A good contract is boring on purpose. It removes the room for "I thought you meant…" arguments later, when the money is on the line and the goodwill has run out. You do not need legalese — you need every important thing named, scoped and dated. This checklist walks the five sections that matter, in the order they tend to go wrong.
Run it before you sign, not after you are owed money. By then the contract is the only thing you have, and a vague one protects the brand, not you.
This is the positive checklist — what a good contract should contain. For the specific warning signs and clauses to push back on, read it alongside the creator contract red-flags guide.
Payment
tied to delivery, with a deposit
the section disputes start in
Scope
exact deliverables, capped revisions
where free work hides
Usage
named, capped, time-limited
priced separately from the post
Exit
kill fee + approval timelines
so "pending" can't stall pay
The five sections of a creator contract that decide whether a deal goes smoothly. Directional, based on common brand-deal patterns.
Payment
This is the section that costs you real money when it is wrong. Make the amount, the trigger and the date impossible to misread.
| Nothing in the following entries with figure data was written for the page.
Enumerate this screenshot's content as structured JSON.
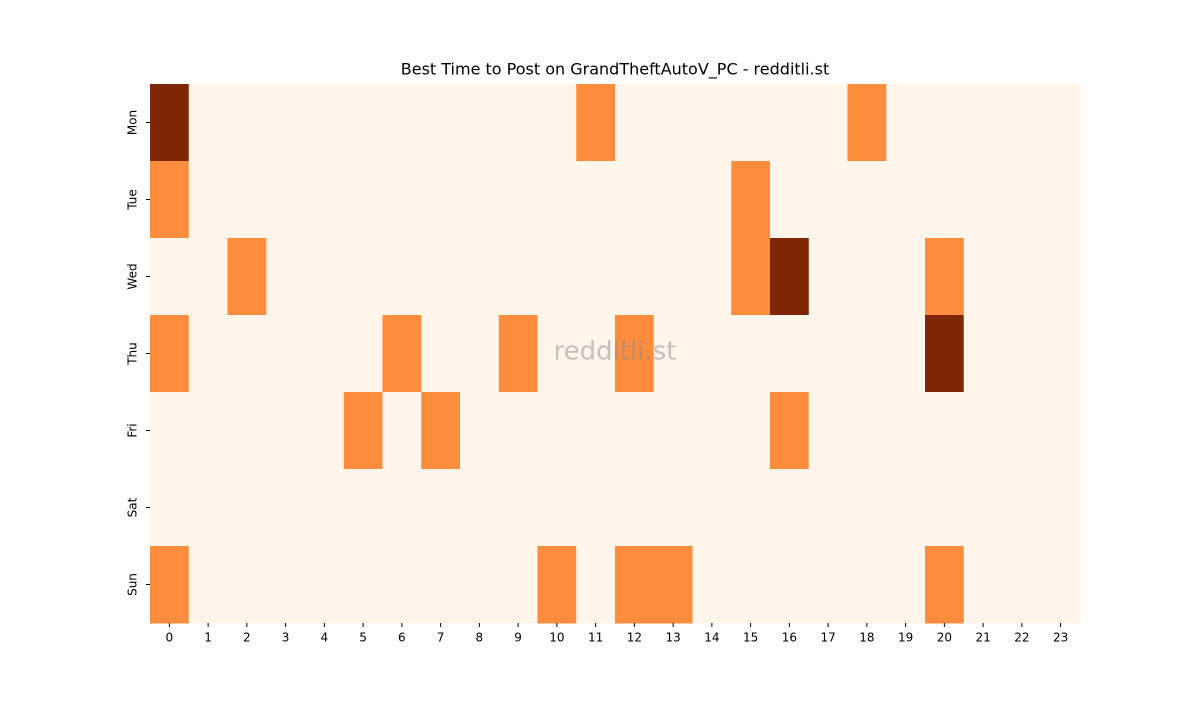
{
  "chart_data": {
    "type": "heatmap",
    "title": "Best Time to Post on GrandTheftAutoV_PC - redditli.st",
    "watermark": "redditli.st",
    "x": [
      "0",
      "1",
      "2",
      "3",
      "4",
      "5",
      "6",
      "7",
      "8",
      "9",
      "10",
      "11",
      "12",
      "13",
      "14",
      "15",
      "16",
      "17",
      "18",
      "19",
      "20",
      "21",
      "22",
      "23"
    ],
    "categories": [
      "Mon",
      "Tue",
      "Wed",
      "Thu",
      "Fri",
      "Sat",
      "Sun"
    ],
    "values": [
      [
        2,
        0,
        0,
        0,
        0,
        0,
        0,
        0,
        0,
        0,
        0,
        1,
        0,
        0,
        0,
        0,
        0,
        0,
        1,
        0,
        0,
        0,
        0,
        0
      ],
      [
        1,
        0,
        0,
        0,
        0,
        0,
        0,
        0,
        0,
        0,
        0,
        0,
        0,
        0,
        0,
        1,
        0,
        0,
        0,
        0,
        0,
        0,
        0,
        0
      ],
      [
        0,
        0,
        1,
        0,
        0,
        0,
        0,
        0,
        0,
        0,
        0,
        0,
        0,
        0,
        0,
        1,
        2,
        0,
        0,
        0,
        1,
        0,
        0,
        0
      ],
      [
        1,
        0,
        0,
        0,
        0,
        0,
        1,
        0,
        0,
        1,
        0,
        0,
        1,
        0,
        0,
        0,
        0,
        0,
        0,
        0,
        2,
        0,
        0,
        0
      ],
      [
        0,
        0,
        0,
        0,
        0,
        1,
        0,
        1,
        0,
        0,
        0,
        0,
        0,
        0,
        0,
        0,
        1,
        0,
        0,
        0,
        0,
        0,
        0,
        0
      ],
      [
        0,
        0,
        0,
        0,
        0,
        0,
        0,
        0,
        0,
        0,
        0,
        0,
        0,
        0,
        0,
        0,
        0,
        0,
        0,
        0,
        0,
        0,
        0,
        0
      ],
      [
        1,
        0,
        0,
        0,
        0,
        0,
        0,
        0,
        0,
        0,
        1,
        0,
        1,
        1,
        0,
        0,
        0,
        0,
        0,
        0,
        1,
        0,
        0,
        0
      ]
    ],
    "colorscale": [
      "#fff5eb",
      "#fd8d3c",
      "#7f2704"
    ]
  }
}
- Total fee, currency and tax handling stated explicitly.
- Net term tied to delivery of the agreed assets — not "publication", "approval" or "performance".
- A deposit on larger deals, with the balance due on delivery.
- A late-payment clause and a named finance contact, not just a brand manager.
Scope and deliverables
A vague scope is an open invitation to unpaid extra work. Pin down exactly what you are making and how many times you will revise it.
- Exact number and format of deliverables (e.g. "1 Reel + 3 stories", not "some content").
- A capped number of revision rounds, with a stated cost for extras.
- A change-request clause, so scope creep has a price rather than being assumed.
- Who has final approval, and how long they have to give it.
Usage rights
Letting a brand run your content as paid advertising is a separate product from posting it on your own channel. The contract should treat it that way.
- What the brand can use, on which channels and territories, and for how long.
- Whether paid amplification (whitelisting / boosting) is included or a separate priced line.
- A fixed expiry — avoid "in perpetuity" unless it is paid for accordingly.
- Whether the brand can edit or re-cut the content, and renewal terms if they want to keep using it.
What a complete contract includes
The complete-contract checklist
Every good contract includes
Specific, scoped and dated. Each clause written so you can hold the brand to it.
- Payment: a total fee, currency and tax handling, due net 30 from delivery, with a deposit on larger deals.
- Scope: exact deliverables (count, format, platform) and revisions capped at a stated number.
- Usage: named channels and territory, a fixed expiry, with paid amplification as a separate priced line.
- Exclusivity: a tight, named category, time-boxed, and separately paid, with carve-outs for existing partners.
- Exit: a kill fee covering work done, and an approval deadline so "pending" cannot stall your payment.
- Ownership: you keep the underlying content; the brand gets a licence, not the copyright.
A single column of what "good" looks like, clause by clause. If your contract names all of these, it is doing its job.
Score each clause: risk and must-have
Use this to triage any contract in a few minutes. For each clause, note the risk if it is missing or vague, decide whether the fix is a must-have or negotiable, and you have your redline list before you reply.
| Clause | Risk if missing or vague | Must-have? | What good looks like |
|---|---|---|---|
| Payment | High — disputes and late or non-payment | Must-have | Total fee, delivery-triggered net term, deposit on larger deals |
| Scope & revisions | Medium — unpaid extra work | Must-have | Exact deliverables, capped revision rounds, priced extras |
| Usage rights | High — a forever ad asset for a one-post fee | Must-have | Named channels and territory, fixed expiry, priced separately |
| Exclusivity | Medium — blocks future income unpaid | Negotiable | Tight named category, time-boxed, separately paid, carve-outs |
| Kill fee & approval | Medium — "pending" stalls your pay | Must-have | Kill fee for work done, a hard approval deadline |
| Ownership | Medium — losing copyright in your work | Must-have | You keep copyright; the brand gets a licence only |
Exclusivity and kill fees
These two clauses decide what the deal costs you beyond the work itself — the deals you have to turn down, and what happens if the brand walks.
- Category exclusivity scope and duration, and whether it is compensated as a separate fee.
- A kill fee if the brand cancels after you have started, covering work already done.
- Approval timelines, so "pending approval" cannot stall your payment indefinitely.
- Carve-outs for your existing partnerships, so exclusivity does not catch deals you already have.
What to do now, next and later
| Horizon | The action | Outcome |
|---|---|---|
| Now | Score your next contract against the clause table above | A short redline list before you sign |
| Next | Turn the green-flag checklist into your own template | You start from "what good looks like" every time |
| Later | File a report after each deal closes | The registry reflects whether brands honour their terms |
“A contract is not paperwork you tolerate to get to the deal. It is the deal. Everything else is a conversation you cannot enforce.”
Once the contract is clean, file a report after the deal closes so the next creator knows whether this brand actually honoured the terms it signed.